A Festa do Bode (2000) é um dos romances mais impactantes de Vargas Llosa, laureado com o Nobel. A obra reconstrói os últimos dias do cruel ditador dominicano Rafael Trujillo (“O Bode”) e os 31 anos de seu regime totalitário. Com precisão histórica e narrativa envolvente, o livro entrelaça três tramas: o retorno de Urania a Santo Domingo após décadas de exílio, as conspirações do círculo íntimo do ditador e o plano de insurgentes para assassiná-lo. Vargas Llosa expõe a brutalidade do poder absoluto e suas consequências humanas, criando um thriller político que mescla drama pessoal e tensão histórica. Uma reflexão magistral sobre tirania, corrupção e resistência na América Latina.
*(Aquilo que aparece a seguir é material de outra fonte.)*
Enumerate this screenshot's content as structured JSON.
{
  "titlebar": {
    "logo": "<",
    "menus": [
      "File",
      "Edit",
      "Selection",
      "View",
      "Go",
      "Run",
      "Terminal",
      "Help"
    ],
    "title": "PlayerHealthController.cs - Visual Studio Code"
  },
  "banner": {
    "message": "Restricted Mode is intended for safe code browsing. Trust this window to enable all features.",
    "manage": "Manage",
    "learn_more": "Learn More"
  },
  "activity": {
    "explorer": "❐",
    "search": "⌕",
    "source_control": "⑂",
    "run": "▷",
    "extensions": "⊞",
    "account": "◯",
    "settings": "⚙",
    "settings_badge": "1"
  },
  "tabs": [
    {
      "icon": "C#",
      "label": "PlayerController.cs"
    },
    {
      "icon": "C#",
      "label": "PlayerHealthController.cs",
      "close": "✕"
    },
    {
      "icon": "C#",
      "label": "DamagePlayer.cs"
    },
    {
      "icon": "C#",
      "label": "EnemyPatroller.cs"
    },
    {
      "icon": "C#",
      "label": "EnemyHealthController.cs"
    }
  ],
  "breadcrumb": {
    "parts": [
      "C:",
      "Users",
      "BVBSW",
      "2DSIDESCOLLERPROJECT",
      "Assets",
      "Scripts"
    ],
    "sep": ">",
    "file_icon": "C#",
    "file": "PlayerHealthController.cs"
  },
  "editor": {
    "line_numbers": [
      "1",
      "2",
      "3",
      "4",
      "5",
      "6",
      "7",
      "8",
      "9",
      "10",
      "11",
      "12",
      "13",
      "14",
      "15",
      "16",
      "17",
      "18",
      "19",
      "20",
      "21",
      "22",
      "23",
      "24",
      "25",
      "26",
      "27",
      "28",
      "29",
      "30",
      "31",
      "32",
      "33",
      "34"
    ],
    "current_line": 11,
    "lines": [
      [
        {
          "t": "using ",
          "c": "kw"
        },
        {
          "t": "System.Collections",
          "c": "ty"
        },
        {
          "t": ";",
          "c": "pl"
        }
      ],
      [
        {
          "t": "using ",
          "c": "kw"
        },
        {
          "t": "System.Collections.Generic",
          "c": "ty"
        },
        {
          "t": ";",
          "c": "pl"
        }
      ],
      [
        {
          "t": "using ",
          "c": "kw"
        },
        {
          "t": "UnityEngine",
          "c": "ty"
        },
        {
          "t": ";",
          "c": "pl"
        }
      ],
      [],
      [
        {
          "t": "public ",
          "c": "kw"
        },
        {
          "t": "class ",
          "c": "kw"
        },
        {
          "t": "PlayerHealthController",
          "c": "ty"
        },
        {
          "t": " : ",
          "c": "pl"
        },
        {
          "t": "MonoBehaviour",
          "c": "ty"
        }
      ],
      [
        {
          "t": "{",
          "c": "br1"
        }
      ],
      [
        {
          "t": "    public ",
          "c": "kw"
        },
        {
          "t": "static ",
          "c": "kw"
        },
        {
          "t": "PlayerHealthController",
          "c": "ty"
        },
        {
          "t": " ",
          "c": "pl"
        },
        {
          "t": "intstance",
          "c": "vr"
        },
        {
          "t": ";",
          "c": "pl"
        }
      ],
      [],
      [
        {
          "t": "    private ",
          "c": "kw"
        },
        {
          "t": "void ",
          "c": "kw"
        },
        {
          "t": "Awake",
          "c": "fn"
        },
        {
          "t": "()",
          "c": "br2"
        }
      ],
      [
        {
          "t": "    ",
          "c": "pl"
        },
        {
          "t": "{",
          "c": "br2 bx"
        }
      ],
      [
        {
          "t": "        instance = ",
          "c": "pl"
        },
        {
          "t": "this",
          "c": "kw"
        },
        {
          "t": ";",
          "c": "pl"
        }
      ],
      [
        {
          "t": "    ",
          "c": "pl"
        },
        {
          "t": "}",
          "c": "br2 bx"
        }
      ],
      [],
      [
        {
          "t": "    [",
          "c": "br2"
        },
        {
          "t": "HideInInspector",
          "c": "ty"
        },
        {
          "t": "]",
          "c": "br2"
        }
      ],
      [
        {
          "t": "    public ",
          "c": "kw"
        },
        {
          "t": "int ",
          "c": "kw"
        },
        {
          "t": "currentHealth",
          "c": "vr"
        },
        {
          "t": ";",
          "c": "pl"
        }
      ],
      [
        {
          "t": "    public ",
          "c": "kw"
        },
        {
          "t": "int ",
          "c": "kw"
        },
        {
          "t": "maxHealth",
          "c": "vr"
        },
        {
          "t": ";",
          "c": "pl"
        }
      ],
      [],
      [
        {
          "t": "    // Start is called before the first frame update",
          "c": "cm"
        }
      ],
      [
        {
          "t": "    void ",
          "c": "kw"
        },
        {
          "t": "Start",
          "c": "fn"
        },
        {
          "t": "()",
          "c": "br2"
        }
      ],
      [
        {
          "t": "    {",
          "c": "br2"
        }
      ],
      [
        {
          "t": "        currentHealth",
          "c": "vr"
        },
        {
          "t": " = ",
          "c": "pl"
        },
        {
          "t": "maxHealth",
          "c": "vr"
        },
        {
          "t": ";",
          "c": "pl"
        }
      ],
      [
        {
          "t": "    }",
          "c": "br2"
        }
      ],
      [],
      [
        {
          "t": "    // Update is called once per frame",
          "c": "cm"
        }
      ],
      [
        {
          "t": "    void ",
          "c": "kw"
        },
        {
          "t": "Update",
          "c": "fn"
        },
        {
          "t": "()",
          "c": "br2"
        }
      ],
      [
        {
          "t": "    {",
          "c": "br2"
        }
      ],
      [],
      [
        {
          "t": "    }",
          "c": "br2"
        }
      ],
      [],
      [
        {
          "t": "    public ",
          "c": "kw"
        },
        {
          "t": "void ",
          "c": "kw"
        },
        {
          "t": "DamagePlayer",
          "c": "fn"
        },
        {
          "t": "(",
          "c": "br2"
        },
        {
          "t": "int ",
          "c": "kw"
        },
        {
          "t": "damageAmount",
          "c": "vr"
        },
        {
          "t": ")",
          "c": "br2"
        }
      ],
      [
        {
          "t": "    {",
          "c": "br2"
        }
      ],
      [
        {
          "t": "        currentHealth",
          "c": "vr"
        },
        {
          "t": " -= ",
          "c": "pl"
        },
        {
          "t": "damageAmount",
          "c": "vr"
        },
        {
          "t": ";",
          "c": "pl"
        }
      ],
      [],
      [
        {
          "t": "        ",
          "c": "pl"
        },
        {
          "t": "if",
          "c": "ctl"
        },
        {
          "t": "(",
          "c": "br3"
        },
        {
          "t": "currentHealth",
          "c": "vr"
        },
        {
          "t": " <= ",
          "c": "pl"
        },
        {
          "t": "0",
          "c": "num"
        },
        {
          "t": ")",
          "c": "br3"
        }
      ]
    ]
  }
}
Travessuras da Menina Má (2006)

Travessuras da Menina Má (2006) narra a tumultuada paixão entre Ricardo, um peruano sonhador que conquista Paris, e Lily, a “menina má” que vive reinventando sua identidade e destino. Ao longo de décadas, seus caminhos se cruzam em cenários emblemáticos: a efervescência política de Paris nos anos 1960, o clima hippie de Londres nos 1970, o submundo de Tóquio e a transição espanhola nos 1980. Vargas Llosa constrói um romance de amor atípico, onde a personagem feminina – volúvel, sedutora e imprevisível – desafia todas as convenções, arrastando o protagonista por uma montanha-russa de encontros e despedidas. Com prosa ágil e emocionalmente potente, o autor explora as múltiplas faces do amor: sua capacidade de iluminar e destruir vidas. Uma obra sobre o eterno jogo entre desejo e realidade.

O Sonho do Celta (2010)

O Sonho do Celta (2010) reconstrói a vida extraordinária de Roger Casement, o diplomata britânico que denunciou os horrores coloniais no Congo e na Amazônia, antes de se tornar mártir da independência irlandesa. Vargas Llosa acompanha Casement em sua prisão londrina em 1916, aguardando execução por traição, enquanto memórias revelam sua transformação: de funcionário do Império a revolucionário anticolonial. A narrativa expõe as brutalidades que testemunhou – desde os crimes de Leopoldo II no Congo até os abusos dos barões da borracha no Peru – e sua radicalização política. Uma obra sobre consciência, contradição e o preço da liberdade, onde o Nobel mescla jornalismo e literatura para iluminar um herói trágico do século XX.

O Herói Discreto (2013)

O Herói Discreto (2013) apresenta duas histórias entrelaçadas de resistência silenciosa no Peru contemporâneo. Felícito Yanaqué, dono de uma transportadora, desafia chantagistas que exigem “proteção”, recusando-se a ceder à extorsão apesar das ameaças. Paralelamente, Ismael Carrera, idoso empresário, enfrenta a ganância dos filhos ao se casar com uma jovem, desencadeando uma guerra familiar. Vargas Llosa reconta com maestria esses dramas cotidianos, trazendo de volta personagens icônicos como Lituma e Don Rigoberto em participações especiais. Uma narrativa sobre coragem anônima e integridade, onde pessoas comuns se tornam heróis ao defender seus princípios contra a corrupção e o oportunismo. 

Tempos ásperos (2019)

Tempos Ásperos (2019) mergulha nos turbulentos anos 1950 na Guatemala, quando a Guerra Fria transformou o país em palco de um golpe patrocinado pela CIA que marcaria toda a América Latina. Vargas Llosa tece um painel histórico e humano ao acompanhar figuras reais e fictícias – desde líderes políticos até cidadãos comuns – em meio a conspirações internacionais, traições e paixões pessoais. Com a maestria narrativa de A Festa do Bode, o Nobel expõe como mentiras geopolíticas destruíram um governo democrático e condenaram uma nação ao subdesenvolvimento. Uma reflexão urgente sobre como as sombras da Guerra Fria ainda assombram o continente.